A. That would have been at the end of the second book up which was the day after the 6th or 7th
Q. But hang on, you have already written Turley Partnership in the invoice book by then?
A. I wrote the first one out.
Q. In the name of the Turley Partnership?
A. Correct.
Q. Where did you get the wording “Turley Partnership” from to write it in the invoice book?
A. I asked her after the first day that she said get the second lot I think it was. Knowing her as Margaret Turley or again, sir, an assumption that the name was Turley because the previous conversation, never actually being told it was Turley, exactly when I wrote there in fact I can’t honestly say. I can say I wrote it out on the 5th but exactly when I cannot say because the second lot is in addition to the first lot.”
At the end of the complainant’s evidence the Judge again sought clarification as to when the conversation had occurred and received the answer from the complainant “I believe it to be the second”. On the evidence it must be clear that the conversation about charging the “Turley Partnership” did not take place before 5 October and was related to the second transaction.

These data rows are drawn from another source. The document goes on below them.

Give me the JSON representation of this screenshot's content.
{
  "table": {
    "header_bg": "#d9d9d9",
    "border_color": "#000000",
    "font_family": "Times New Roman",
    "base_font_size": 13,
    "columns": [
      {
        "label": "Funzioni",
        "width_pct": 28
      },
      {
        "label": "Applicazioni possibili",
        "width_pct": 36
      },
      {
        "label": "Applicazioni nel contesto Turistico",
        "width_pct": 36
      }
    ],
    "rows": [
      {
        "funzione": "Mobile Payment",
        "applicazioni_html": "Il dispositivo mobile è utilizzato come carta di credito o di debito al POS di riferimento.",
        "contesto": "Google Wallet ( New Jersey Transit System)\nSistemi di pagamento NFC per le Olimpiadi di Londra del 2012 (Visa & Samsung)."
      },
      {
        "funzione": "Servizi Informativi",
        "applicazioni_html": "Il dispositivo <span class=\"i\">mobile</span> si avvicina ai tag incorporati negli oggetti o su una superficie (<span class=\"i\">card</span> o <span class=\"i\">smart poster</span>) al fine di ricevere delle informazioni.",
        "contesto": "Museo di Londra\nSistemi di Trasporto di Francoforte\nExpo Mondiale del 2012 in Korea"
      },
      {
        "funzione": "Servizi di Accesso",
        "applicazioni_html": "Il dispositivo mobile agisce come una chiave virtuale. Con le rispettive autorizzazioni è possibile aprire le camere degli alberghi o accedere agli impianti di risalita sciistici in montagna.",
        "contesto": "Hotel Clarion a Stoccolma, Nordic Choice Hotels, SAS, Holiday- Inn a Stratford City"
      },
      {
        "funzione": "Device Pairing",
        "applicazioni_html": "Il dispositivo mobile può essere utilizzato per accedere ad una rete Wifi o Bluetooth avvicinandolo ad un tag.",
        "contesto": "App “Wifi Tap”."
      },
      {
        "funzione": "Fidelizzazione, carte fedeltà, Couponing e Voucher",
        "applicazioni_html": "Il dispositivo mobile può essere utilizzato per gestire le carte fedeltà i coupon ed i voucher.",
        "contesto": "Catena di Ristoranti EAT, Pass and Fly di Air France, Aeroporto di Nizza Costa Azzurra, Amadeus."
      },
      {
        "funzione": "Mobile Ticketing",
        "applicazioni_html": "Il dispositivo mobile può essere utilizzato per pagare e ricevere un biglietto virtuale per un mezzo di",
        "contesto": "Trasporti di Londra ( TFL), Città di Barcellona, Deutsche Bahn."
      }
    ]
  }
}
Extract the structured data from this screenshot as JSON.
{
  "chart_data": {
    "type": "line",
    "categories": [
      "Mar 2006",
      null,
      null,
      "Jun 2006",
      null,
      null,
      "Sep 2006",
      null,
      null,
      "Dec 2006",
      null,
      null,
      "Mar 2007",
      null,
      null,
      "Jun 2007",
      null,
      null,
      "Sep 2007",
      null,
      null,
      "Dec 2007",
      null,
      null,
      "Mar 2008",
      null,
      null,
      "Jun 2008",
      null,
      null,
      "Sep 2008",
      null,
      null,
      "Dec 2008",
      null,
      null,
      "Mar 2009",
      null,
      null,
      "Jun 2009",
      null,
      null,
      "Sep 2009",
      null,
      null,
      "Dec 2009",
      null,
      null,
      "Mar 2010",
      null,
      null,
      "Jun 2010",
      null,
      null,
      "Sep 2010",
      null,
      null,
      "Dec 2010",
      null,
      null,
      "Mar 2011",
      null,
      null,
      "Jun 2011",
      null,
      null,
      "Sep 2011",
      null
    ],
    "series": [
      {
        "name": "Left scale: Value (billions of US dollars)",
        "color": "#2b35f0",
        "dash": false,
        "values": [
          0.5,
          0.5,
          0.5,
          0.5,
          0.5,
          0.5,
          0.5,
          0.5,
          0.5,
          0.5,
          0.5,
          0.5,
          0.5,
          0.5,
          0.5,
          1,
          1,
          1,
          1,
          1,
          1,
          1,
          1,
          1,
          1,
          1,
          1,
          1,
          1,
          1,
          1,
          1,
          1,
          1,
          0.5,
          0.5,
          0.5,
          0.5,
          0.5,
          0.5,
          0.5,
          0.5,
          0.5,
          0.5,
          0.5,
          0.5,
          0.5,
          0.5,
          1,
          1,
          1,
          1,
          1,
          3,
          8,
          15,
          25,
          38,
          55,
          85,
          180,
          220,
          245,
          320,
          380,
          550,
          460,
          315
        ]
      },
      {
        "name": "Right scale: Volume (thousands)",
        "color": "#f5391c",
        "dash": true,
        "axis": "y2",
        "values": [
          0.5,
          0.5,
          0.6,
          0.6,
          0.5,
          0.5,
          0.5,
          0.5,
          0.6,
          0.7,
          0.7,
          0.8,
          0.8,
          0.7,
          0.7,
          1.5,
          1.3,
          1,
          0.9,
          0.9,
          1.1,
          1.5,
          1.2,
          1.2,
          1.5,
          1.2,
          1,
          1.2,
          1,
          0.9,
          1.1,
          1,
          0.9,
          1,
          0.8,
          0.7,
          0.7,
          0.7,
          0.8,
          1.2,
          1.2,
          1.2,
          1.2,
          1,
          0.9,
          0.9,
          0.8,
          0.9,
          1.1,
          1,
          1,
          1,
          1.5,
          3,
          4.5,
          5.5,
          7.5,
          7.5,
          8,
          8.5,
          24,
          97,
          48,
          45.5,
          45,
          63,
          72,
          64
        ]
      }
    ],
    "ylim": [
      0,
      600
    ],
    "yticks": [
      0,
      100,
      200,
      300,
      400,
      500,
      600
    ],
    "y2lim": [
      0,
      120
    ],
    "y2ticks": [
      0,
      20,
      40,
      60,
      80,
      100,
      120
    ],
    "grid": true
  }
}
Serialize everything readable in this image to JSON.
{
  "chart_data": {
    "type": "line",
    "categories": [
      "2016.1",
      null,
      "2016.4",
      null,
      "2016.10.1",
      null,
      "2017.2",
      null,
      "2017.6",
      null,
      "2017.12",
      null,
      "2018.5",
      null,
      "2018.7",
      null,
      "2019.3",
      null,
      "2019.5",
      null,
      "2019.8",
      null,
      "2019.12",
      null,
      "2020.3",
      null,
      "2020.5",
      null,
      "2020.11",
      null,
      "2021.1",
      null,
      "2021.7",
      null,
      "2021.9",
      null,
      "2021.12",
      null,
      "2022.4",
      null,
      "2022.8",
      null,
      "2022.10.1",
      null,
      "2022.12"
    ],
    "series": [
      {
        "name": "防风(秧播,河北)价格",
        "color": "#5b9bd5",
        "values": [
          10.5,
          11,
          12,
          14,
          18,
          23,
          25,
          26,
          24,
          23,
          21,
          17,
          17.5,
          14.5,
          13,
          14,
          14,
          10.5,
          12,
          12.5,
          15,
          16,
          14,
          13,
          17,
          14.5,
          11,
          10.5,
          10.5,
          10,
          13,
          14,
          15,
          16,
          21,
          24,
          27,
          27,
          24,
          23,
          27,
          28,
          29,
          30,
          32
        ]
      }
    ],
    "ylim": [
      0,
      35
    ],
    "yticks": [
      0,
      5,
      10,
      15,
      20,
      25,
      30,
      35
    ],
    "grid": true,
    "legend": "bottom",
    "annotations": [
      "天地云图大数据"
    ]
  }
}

In other words, the conversation and any representation arising from it could not relate to credit incurred on 4 October.
[12] Some conclusions can now be reached. When the credit was incurred on 4 October the complainant extended that credit in the belief that the person he knew as Margaret (but assumed to be Margaret Turley) would come in the next day and pay the account. In other words, the complainant extended the credit because he thought the account would be paid the next day. This had happened on a previous occasion (even before he had formed the impression that the appellant was Margaret Turley) when he had extended her credit for a couple of days simply on the basis that she was “Margaret”. The final factor that sounds the death knell to the first charge is that subsequently (probably the following day) the complainant had to ask the appellant which Turley account was to be charged. If there had already been a representation that the account was to be charged to the Turley account it would not have been necessary for this question to have been asked. In my opinion the conviction on the first count is unsafe and cannot stand.
[13] On the other hand, there is a sound evidential foundation for the conviction on the second charge. The complainant’s evidence was to the effect that when he made an inquiry about who the goods were to be charged to at the time the second order was placed it was indicated that they were to be charged to the Turley Partnership. While that allegation was denied by the appellant the Judge preferred the complainant’s evidence and that preference was entirely within his prerogative. Thus the necessary representation was proved in relation to that charge.
Outcome
[14] The appeal against conviction on the first count is allowed and the conviction is set aside. The appeal against conviction on the second count is dismissed. To reflect this outcome the sentence of two months periodic detention will be quashed and replaced by a sentence of one month’s periodic detention.